In case I didn't make it clear enough, it should be an optional choice and informed decision people can make to have full end to end encryption for everything in iCloud, including iCloud Backups. If they forget their key and password, they've f**ed it and it's their fault.
I can agree with that.
By the way...
From what I recall reading, the primary complaint wasn't for people forgetting their password but about accessing the accounts of deceased family members and other loved ones. However, my counter to that argument is if the now deceased wanted others to access their stuff, they could have included the password or something similar in a will, etc.
I agree!
Sad as it is when people can't get into their deceased relatives' accounts, I don't think it's a good reason to justify not fully encrypting something (or offering the option).

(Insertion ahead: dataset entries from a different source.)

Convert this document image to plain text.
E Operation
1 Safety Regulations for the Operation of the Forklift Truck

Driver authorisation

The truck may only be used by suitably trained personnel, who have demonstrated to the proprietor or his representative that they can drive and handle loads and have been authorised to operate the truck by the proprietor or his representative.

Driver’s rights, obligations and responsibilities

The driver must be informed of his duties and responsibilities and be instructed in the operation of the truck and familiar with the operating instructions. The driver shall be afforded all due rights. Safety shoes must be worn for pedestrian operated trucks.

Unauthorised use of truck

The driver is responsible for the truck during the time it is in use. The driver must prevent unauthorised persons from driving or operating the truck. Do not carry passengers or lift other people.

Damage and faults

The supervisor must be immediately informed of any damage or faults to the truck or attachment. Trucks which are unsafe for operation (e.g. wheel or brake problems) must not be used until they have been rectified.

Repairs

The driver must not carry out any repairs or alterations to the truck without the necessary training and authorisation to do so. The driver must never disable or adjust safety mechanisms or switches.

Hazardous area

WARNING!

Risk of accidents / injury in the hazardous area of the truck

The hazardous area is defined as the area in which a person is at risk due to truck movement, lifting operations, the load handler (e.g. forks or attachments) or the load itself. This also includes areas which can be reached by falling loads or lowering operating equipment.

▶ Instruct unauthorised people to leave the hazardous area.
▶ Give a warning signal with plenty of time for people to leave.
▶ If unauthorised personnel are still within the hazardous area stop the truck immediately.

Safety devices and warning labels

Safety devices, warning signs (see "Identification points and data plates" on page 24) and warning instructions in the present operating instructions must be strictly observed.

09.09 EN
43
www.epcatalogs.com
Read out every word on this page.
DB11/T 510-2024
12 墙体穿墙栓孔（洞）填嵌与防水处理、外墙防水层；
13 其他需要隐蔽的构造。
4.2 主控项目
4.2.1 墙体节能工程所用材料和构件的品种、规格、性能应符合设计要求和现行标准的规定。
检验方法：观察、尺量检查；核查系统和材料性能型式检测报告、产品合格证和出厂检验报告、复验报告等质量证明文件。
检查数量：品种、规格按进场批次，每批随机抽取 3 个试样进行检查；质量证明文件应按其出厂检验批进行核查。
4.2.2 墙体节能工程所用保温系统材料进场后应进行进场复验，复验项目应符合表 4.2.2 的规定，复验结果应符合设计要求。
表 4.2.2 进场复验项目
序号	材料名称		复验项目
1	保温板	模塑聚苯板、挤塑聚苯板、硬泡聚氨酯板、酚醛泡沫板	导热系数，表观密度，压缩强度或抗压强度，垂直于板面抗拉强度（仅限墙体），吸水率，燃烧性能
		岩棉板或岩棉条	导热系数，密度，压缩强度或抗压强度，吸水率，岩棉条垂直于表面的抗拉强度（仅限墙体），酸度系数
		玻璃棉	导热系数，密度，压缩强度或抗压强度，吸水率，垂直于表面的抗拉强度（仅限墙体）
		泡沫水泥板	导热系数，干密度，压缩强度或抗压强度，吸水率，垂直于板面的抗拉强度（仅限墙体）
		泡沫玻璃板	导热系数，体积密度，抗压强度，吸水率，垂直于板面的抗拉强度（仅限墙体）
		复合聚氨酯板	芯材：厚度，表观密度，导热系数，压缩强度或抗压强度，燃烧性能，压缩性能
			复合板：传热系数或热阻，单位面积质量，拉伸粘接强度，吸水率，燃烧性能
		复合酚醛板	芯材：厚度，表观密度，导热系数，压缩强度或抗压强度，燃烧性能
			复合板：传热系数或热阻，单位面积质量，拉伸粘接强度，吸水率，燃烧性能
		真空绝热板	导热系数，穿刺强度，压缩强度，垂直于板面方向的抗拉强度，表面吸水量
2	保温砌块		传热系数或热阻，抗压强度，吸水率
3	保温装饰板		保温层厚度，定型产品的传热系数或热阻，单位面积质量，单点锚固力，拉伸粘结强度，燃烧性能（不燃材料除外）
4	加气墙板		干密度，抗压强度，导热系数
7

What if people don't want their family members snooping through all their messages, notes and photos if they die?
Some people are just private and I think that's a human right. It's not about hiding anything, it's about choosing not to share things.
By all means keep the current setup as the default, but an additional layer (end to end encryption via a key only you have) should be offered to those who wish for it, with explicit warnings that it's game over if you forget the key and password. Totally.